Bojorquez Ietza, Arévalo Marcel, Chávez Ana L, Gómez-Osorio Rosa N, Rodríguez-Chavez César, Leyva René, Gittinger Rachel, Bustamante Nirma D
Department of Population Studies, El Colegio de la Frontera Norte, Tijuana, Baja California, Mexico.
Program on Migration and Poverty, Facultad Latinoamericana de Ciencias Sociales (FLACSO)-Guatemala, Guatemala City, Guatemala.
PLOS Glob Public Health. 2024 Nov 20;4(11):e0003685. doi: 10.1371/journal.pgph.0003685. eCollection 2024.
Cross-border use of health services has been studied mainly as travel from high- to low- and middle-income countries ("medical tourism"). The movement between low- and middle-income countries has been less studied. The objectives were; 1) to describe the frequency, types of services used, and health needs associated with cross-border utilization of health services at the Mexico-Guatemala border; 2) to explore the drivers of cross-border use among people living in this area. We conducted a mixed-methods study. The quantitative component was a probability survey of border crossers (March to April 2023, analysis sample n = 4,733, weighted n = 74,228). The qualitative component consisted of 28 semi-structured interviews with users and providers of health services living close to the international border (May-June 2023). Descriptive results were obtained separately and triangulated. 3.8% (CI 95% 3.1,4.7) in the sample were crossing the border for the purpose of seeking health care or purchasing medicines, 7.4% (CI 95% 5.9,9.2) had crossed the border in the past year to seek care, and 21.8% (CI 95% 18.8,25.1) to purchase medicines. According to quantitative and qualitative results, those living in Mexico were more likely to cross the border to seek care than those living in Guatemala, independent of country of birth, while crossing to Mexico to buy medicine was more common than crossing to Guatemala for the same reason. Public and private services were accessed in similar proportions, the former mostly for preventive care (vaccination) and the latter for specialized care. Qualitative results showed that the main drivers of cross-border health care use were perceived quality and geographical availability. The main drivers of cross-border buying of medicines were affordability and perceived quality. The use of private services can benefit the local economy. The use of public services for preventive purposes can be an asset for health promotion.

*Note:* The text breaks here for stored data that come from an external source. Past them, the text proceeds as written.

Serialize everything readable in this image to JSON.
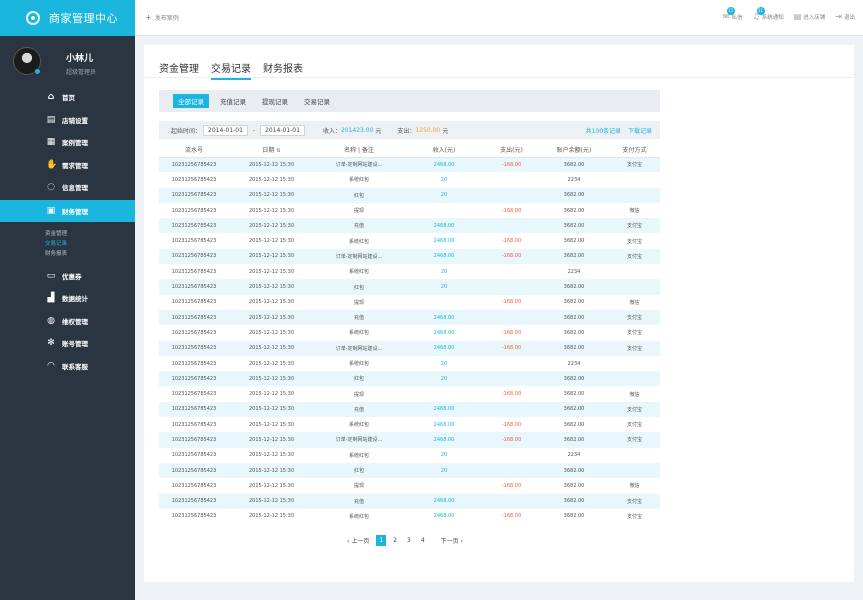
{
  "app": {
    "title": "商家管理中心"
  },
  "profile": {
    "name": "小林儿",
    "role": "超级管理员"
  },
  "sidebar": {
    "items": [
      {
        "label": "首页",
        "icon": "home-icon"
      },
      {
        "label": "店铺设置",
        "icon": "store-icon"
      },
      {
        "label": "案例管理",
        "icon": "grid-icon"
      },
      {
        "label": "需求管理",
        "icon": "hand-icon"
      },
      {
        "label": "信息管理",
        "icon": "chat-icon"
      },
      {
        "label": "财务管理",
        "icon": "wallet-icon",
        "active": true
      },
      {
        "label": "优惠券",
        "icon": "coupon-icon"
      },
      {
        "label": "数据统计",
        "icon": "chart-icon"
      },
      {
        "label": "维权管理",
        "icon": "shield-icon"
      },
      {
        "label": "账号管理",
        "icon": "gear-icon"
      },
      {
        "label": "联系客服",
        "icon": "headset-icon"
      }
    ],
    "sub_items": [
      "资金管理",
      "交易记录",
      "财务报表"
    ]
  },
  "topbar": {
    "publish": "发布案例",
    "items": [
      {
        "label": "私信",
        "badge": "11",
        "icon": "mail-icon"
      },
      {
        "label": "系统通知",
        "badge": "11",
        "icon": "bell-icon"
      },
      {
        "label": "进入店铺",
        "icon": "store-icon"
      },
      {
        "label": "退出",
        "icon": "logout-icon"
      }
    ]
  },
  "tabs": [
    "资金管理",
    "交易记录",
    "财务报表"
  ],
  "subtabs": [
    "全部记录",
    "充值记录",
    "提现记录",
    "交易记录"
  ],
  "filter": {
    "start_label": "起始时间：",
    "start_date": "2014-01-01",
    "dash": "-",
    "end_date": "2014-01-01",
    "income_label": "收入：",
    "income_value": "201423.00",
    "income_unit": "元",
    "expense_label": "支出：",
    "expense_value": "1250.00",
    "expense_unit": "元",
    "total": "共100条记录",
    "download": "下载记录"
  },
  "table": {
    "headers": [
      "流水号",
      "日期",
      "名称 | 备注",
      "收入(元)",
      "支出(元)",
      "账户余额(元)",
      "支付方式"
    ],
    "rows": [
      [
        "10231256785423",
        "2015-12-12 15:30",
        "订单-定制网站建设...",
        "2468.00",
        "-168.00",
        "3682.00",
        "支付宝"
      ],
      [
        "10231256785423",
        "2015-12-12 15:30",
        "系统红包",
        "20",
        "",
        "2234",
        ""
      ],
      [
        "10231256785423",
        "2015-12-12 15:30",
        "红包",
        "20",
        "",
        "3682.00",
        ""
      ],
      [
        "10231256785423",
        "2015-12-12 15:30",
        "提现",
        "",
        "-168.00",
        "3682.00",
        "微信"
      ],
      [
        "10231256785423",
        "2015-12-12 15:30",
        "充值",
        "2468.00",
        "",
        "3682.00",
        "支付宝"
      ],
      [
        "10231256785423",
        "2015-12-12 15:30",
        "系统红包",
        "2468.00",
        "-168.00",
        "3682.00",
        "支付宝"
      ],
      [
        "10231256785423",
        "2015-12-12 15:30",
        "订单-定制网站建设...",
        "2468.00",
        "-168.00",
        "3682.00",
        "支付宝"
      ],
      [
        "10231256785423",
        "2015-12-12 15:30",
        "系统红包",
        "20",
        "",
        "2234",
        ""
      ],
      [
        "10231256785423",
        "2015-12-12 15:30",
        "红包",
        "20",
        "",
        "3682.00",
        ""
      ],
      [
        "10231256785423",
        "2015-12-12 15:30",
        "提现",
        "",
        "-168.00",
        "3682.00",
        "微信"
      ],
      [
        "10231256785423",
        "2015-12-12 15:30",
        "充值",
        "2468.00",
        "",
        "3682.00",
        "支付宝"
      ],
      [
        "10231256785423",
        "2015-12-12 15:30",
        "系统红包",
        "2468.00",
        "-168.00",
        "3682.00",
        "支付宝"
      ],
      [
        "10231256785423",
        "2015-12-12 15:30",
        "订单-定制网站建设...",
        "2468.00",
        "-168.00",
        "3682.00",
        "支付宝"
      ],
      [
        "10231256785423",
        "2015-12-12 15:30",
        "系统红包",
        "20",
        "",
        "2234",
        ""
      ],
      [
        "10231256785423",
        "2015-12-12 15:30",
        "红包",
        "20",
        "",
        "3682.00",
        ""
      ],
      [
        "10231256785423",
        "2015-12-12 15:30",
        "提现",
        "",
        "-168.00",
        "3682.00",
        "微信"
      ],
      [
        "10231256785423",
        "2015-12-12 15:30",
        "充值",
        "2468.00",
        "",
        "3682.00",
        "支付宝"
      ],
      [
        "10231256785423",
        "2015-12-12 15:30",
        "系统红包",
        "2468.00",
        "-168.00",
        "3682.00",
        "支付宝"
      ],
      [
        "10231256785423",
        "2015-12-12 15:30",
        "订单-定制网站建设...",
        "2468.00",
        "-168.00",
        "3682.00",
        "支付宝"
      ],
      [
        "10231256785423",
        "2015-12-12 15:30",
        "系统红包",
        "20",
        "",
        "2234",
        ""
      ],
      [
        "10231256785423",
        "2015-12-12 15:30",
        "红包",
        "20",
        "",
        "3682.00",
        ""
      ],
      [
        "10231256785423",
        "2015-12-12 15:30",
        "提现",
        "",
        "-168.00",
        "3682.00",
        "微信"
      ],
      [
        "10231256785423",
        "2015-12-12 15:30",
        "充值",
        "2468.00",
        "",
        "3682.00",
        "支付宝"
      ],
      [
        "10231256785423",
        "2015-12-12 15:30",
        "系统红包",
        "2468.00",
        "-168.00",
        "3682.00",
        "支付宝"
      ]
    ]
  },
  "pager": {
    "prev": "上一页",
    "pages": [
      "1",
      "2",
      "3",
      "4"
    ],
    "next": "下一页"
  },
  "colors": {
    "accent": "#1ab6de",
    "sidebar": "#2b3441",
    "income": "#1ab6de",
    "expense": "#f25a46"
  }
}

跨境使用医疗服务的研究主要集中在从高收入国家到中低收入国家的旅行(“医疗旅游”)。中低收入国家之间的人员流动则较少受到研究。本研究的目的是:1)描述墨西哥与危地马拉边境地区跨境使用医疗服务的频率、服务类型以及相关健康需求;2)探究该地区居民跨境使用医疗服务的驱动因素。我们开展了一项混合方法研究。定量部分是对边境过境者的概率调查(2023年3月至4月,分析样本n = 4733,加权n = 74228)。定性部分包括对居住在国际边境附近的医疗服务使用者和提供者进行的28次半结构化访谈(2023年5月至6月)。分别获得描述性结果并进行三角互证。样本中有3.8%(95%置信区间3.1, 4.7)出于寻求医疗护理或购买药品的目的过境,7.4%(95%置信区间5.9, 9.2)在过去一年中为寻求医疗护理而过境,21.8%(95%置信区间18.8, 25.1)为购买药品而过境。根据定量和定性结果,无论出生国如何,居住在墨西哥的人比居住在危地马拉的人更有可能跨境寻求医疗护理,而出于相同原因前往墨西哥买药比前往危地马拉更常见。使用公共和私人服务的比例相似,前者主要用于预防性护理(疫苗接种),后者用于专科护理。定性结果表明,跨境医疗护理使用的主要驱动因素是感知质量和地理可及性。跨境购买药品的主要驱动因素是可承受性和感知质量。使用私人服务可使当地经济受益。将公共服务用于预防目的可为健康促进提供助力。